Which brings me to the final drawback...you never know when your family want you, never know when you might have to travel somewhere and never know how quickly you will have to be ready so as a village I can tell to the minute when everyone relaxes. Saturday Night.

You don't have a social night during the week that involves alcohol...you might be driving the next day. You don't have a drink on Friday Night because its town and shopping on Saturday morning so its Saturday Night. Because Sunday morning you can have a lie in bed, plan absolutely nothing and enjoy the time off from work, shopping, and sudden needs to get about...Sunday is Sacred.

I personally think its brilliant, when it isn't tourist season the whole week is beautifully balanced, work, sleep and easy going socialising, come the weekend party time...but just one night. Sure people do act outside of this but it is the norm, it is the way, because it works. Its why my friends on Facebook take the mickey out of me, they know they can put a status on their own FB thats about party times and I can only click on like but I can't join in...especially when I had to take painkillers OMG that was a tee total time all round not even my weekend moment lol. But in the end its an old fashioned way of socialising a few drinks on a saturday with a few good friends then a nice lie in and then back to work...and you don't lose your drivers license either :)

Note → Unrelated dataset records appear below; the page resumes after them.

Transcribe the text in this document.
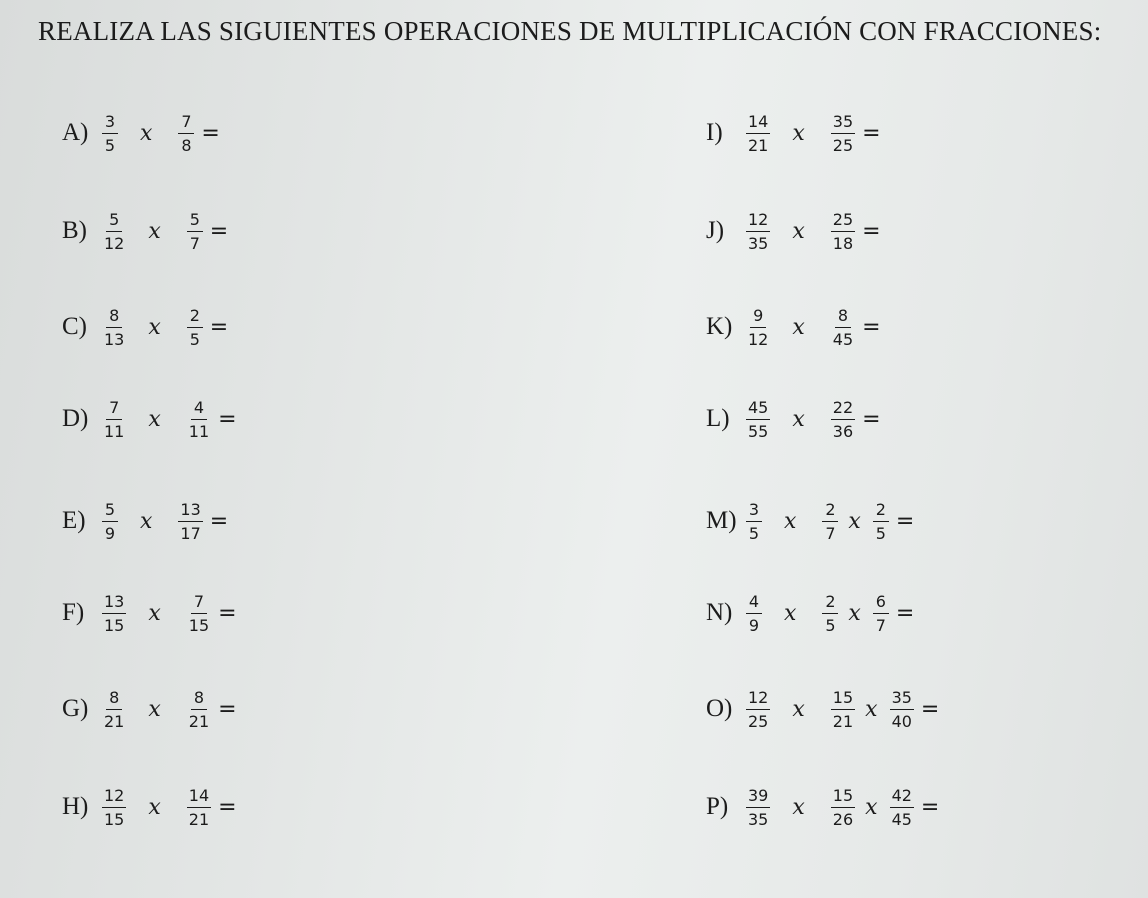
REALIZA LAS SIGUIENTES OPERACIONES DE MULTIPLICACIÓN CON FRACCIONES:
$A) \frac{3}{5}$ x $\frac{7}{8}$ =
$B) \frac{5}{12}$ x $\frac{5}{7}$ =
$C) \frac{8}{13}$ x $\frac{2}{5}$ =
$D) \frac{7}{11}$ x $\frac{4}{11}$ =
E)	$\frac{5}{9}$ x $\frac{13}{17}$ =
F)	$\frac{13}{15}$ x $\frac{7}{15}$ =
$G) \frac{8}{21}$ x $\frac{8}{21}$ =
$H) \frac{12}{15}$ x $\frac{14}{21}$ =
I)	$\frac{14}{21}$ x $\frac{35}{25}$ =
J)	$\frac{12}{35}$ x $\frac{25}{18}$ =
$K) \frac{9}{12}$ x $\frac{8}{45}$ =
L)	$\frac{45}{55}$ x $\frac{22}{36}$ =
$M) \frac{3}{5}$ x $\frac{2}{7}$ x $\frac{2}{5}$ =
$N) \frac{4}{9}$ x $\frac{2}{5}$ x $\frac{6}{7}$ =
$O) \frac{12}{25}$ x $\frac{15}{21}$ x $\frac{35}{40}$ =
P)	$\frac{39}{35}$ x $\frac{15}{26}$ x $\frac{42}{45}$ =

Any other drawbacks ? not that I can think of, you are known by everyone, your business is known by everyone so their are no lies or need to hide yourself because there is no point. A whole lot stressfull than for some :)

All in all I love living up a mountain, I love the atmosphere and the people and the view and the peace and the quiet. I can walk, swim,drive or simply lounge on my balcony to my hearts content. Visitors love it, friends are threatening to move in...and I am happy.